OKAY, on va se l’avouer, nous sommes toutes beaucoup trop accros à Facebook ! En fait, probablement autant (ou même plus) que notre goût incessant d’aller magasiner : c’est du sérieux ! En faisant un petit calcul du nombre de minutes que nous passons sur ce site par jour, certains pourraient dire que 1. on a vraiment plein de temps à perdre 2. nous avons une capacité de voyeurisme assez développée et 3. nous adorons partager inutilement tous nos moindres petits mouvements et sentiments.
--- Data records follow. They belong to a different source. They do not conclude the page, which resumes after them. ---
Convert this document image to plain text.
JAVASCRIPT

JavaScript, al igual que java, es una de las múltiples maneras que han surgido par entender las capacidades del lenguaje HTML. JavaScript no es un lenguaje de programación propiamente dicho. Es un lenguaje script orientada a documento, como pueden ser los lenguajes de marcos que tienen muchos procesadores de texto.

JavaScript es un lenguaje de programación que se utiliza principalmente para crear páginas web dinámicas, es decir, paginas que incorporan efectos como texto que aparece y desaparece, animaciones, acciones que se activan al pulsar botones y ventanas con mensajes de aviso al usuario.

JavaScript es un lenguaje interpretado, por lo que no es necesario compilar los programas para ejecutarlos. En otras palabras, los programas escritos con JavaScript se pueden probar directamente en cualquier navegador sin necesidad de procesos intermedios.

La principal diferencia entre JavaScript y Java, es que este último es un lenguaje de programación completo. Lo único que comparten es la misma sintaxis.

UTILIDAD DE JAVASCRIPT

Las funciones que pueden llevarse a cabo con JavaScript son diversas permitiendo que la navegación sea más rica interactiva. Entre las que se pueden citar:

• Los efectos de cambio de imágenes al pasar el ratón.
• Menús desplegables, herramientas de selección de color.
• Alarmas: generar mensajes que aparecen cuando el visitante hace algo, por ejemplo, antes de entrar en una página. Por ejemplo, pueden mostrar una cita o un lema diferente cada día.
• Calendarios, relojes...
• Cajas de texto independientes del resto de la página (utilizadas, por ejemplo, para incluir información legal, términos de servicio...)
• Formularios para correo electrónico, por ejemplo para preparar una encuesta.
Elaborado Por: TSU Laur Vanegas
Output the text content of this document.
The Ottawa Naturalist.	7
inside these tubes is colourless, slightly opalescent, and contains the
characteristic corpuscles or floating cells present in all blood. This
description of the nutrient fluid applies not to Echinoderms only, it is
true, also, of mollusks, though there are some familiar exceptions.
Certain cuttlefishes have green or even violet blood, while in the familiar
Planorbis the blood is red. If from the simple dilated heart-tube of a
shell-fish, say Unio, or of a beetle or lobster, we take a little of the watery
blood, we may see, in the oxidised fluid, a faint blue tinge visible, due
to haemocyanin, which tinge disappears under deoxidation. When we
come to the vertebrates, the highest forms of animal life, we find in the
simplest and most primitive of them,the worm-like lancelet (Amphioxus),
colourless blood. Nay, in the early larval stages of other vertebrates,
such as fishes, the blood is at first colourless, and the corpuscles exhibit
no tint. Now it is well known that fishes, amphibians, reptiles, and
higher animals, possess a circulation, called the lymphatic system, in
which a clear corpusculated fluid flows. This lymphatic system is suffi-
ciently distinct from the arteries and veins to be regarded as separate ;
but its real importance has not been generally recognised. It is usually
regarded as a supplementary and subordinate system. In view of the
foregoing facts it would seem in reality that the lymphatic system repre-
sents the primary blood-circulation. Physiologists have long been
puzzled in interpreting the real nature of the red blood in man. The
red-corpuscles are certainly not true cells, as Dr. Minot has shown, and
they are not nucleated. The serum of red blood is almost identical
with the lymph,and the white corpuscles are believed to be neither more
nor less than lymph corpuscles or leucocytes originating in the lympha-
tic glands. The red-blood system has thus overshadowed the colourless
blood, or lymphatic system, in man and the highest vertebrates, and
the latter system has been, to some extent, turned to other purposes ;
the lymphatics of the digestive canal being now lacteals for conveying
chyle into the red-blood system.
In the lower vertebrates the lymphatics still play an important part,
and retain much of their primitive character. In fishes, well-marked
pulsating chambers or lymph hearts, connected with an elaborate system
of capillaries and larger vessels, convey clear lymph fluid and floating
De mon côté, je vois la situation sous un autre oeil ! Je dirais que l’on passe beaucoup de temps sur Facebook pour 1. partager et explorer une tonne d’intérêts 2. investir de l’énergie dans nos relations interpersonnelles et 3. montrer notre beau sourire sur des photoooos. Bonjour le déni ! lolz

Peu importe comment vous percevez l’intérêt ou dépendance généralisée envers ce leader des médias sociaux, il y a des centaines d’études hyper intéressantes qui s’y consacrent. Je vous fais donc un petit bilan des résultats qui me semblent les plus utiles, et d’autres qui sont assez surprenants merci !

Facebook <3

  • Une représentation positive de soi par l’entremise des photos et des statuts publiés sur sa page peut avoir un effet bénéfique sur le niveau de satisfaction personnelle. Attention, le contraire est aussi vrai !
  • L’ensemble des étudiants investissent beaucoup de temps sur leur profil FB (55 minutes par jour en moyenne) afin de s’assurer qu’ils soient perçus de façon positive et socialement désirable. De ce fait, les experts avancent qu’un haut pourcentage des jeunes adultes déterminent leur estime de soi par le regard des autres. C’est un peu triste non ?
  • Ce fait-là me fait rire un peu : les individus qui sourissent sur leurs photos FB ont plus de chance d’avoir des relations sociales positives. Alors être cutie, c’est payant ! hihi :)
  • Dans 60% des couples, l’usage de Facebook est problématique puisqu’il est susceptible de causer des bris de confiance et d’intimité.
  • Les individus qui ont un horaire chargé affirment que FB serait un moyen privilégié pour entretenir leurs liens sociaux, et donc une source de support importante. L’opportunité d’exprimer leurs émotions positives à leurs amis aurait un effet libérateur et bénéfique. C’est officiel, ça suffit le chialage sur FB ! Ce n’est pas aidant !
  • Dans le cas d’une rupture, il est TRÈS nuisible d’aller visiter le profil de son ex. Ça semble évident, mais c’est prouvé : les gens en deuil relationnel qui espionnent leur ancien petit-ami auront significativement plus de difficulté à s’en remettre.
  • De façon générale, on passerait tous plus de temps à analyser l’aspect physique des femmes et les informations personnelles des hommes (hmmm, ça vient chercher mon côté féministe !!)
  • Selon les études, les personnes qui changent souvent de photo de profil auraient également une personnalité narcissique. Soooo, gardons notre photo pour un minimum d’un mois avant de la changer lol

À la lumière de ces faits, comment qualifieriez-vous votre addiction à Facebook ? Moi je dirais que si elle est généralement positive avec une légère tendance à l’excès ET tout à fait assumée, y’en n’a pas de problème ! ;)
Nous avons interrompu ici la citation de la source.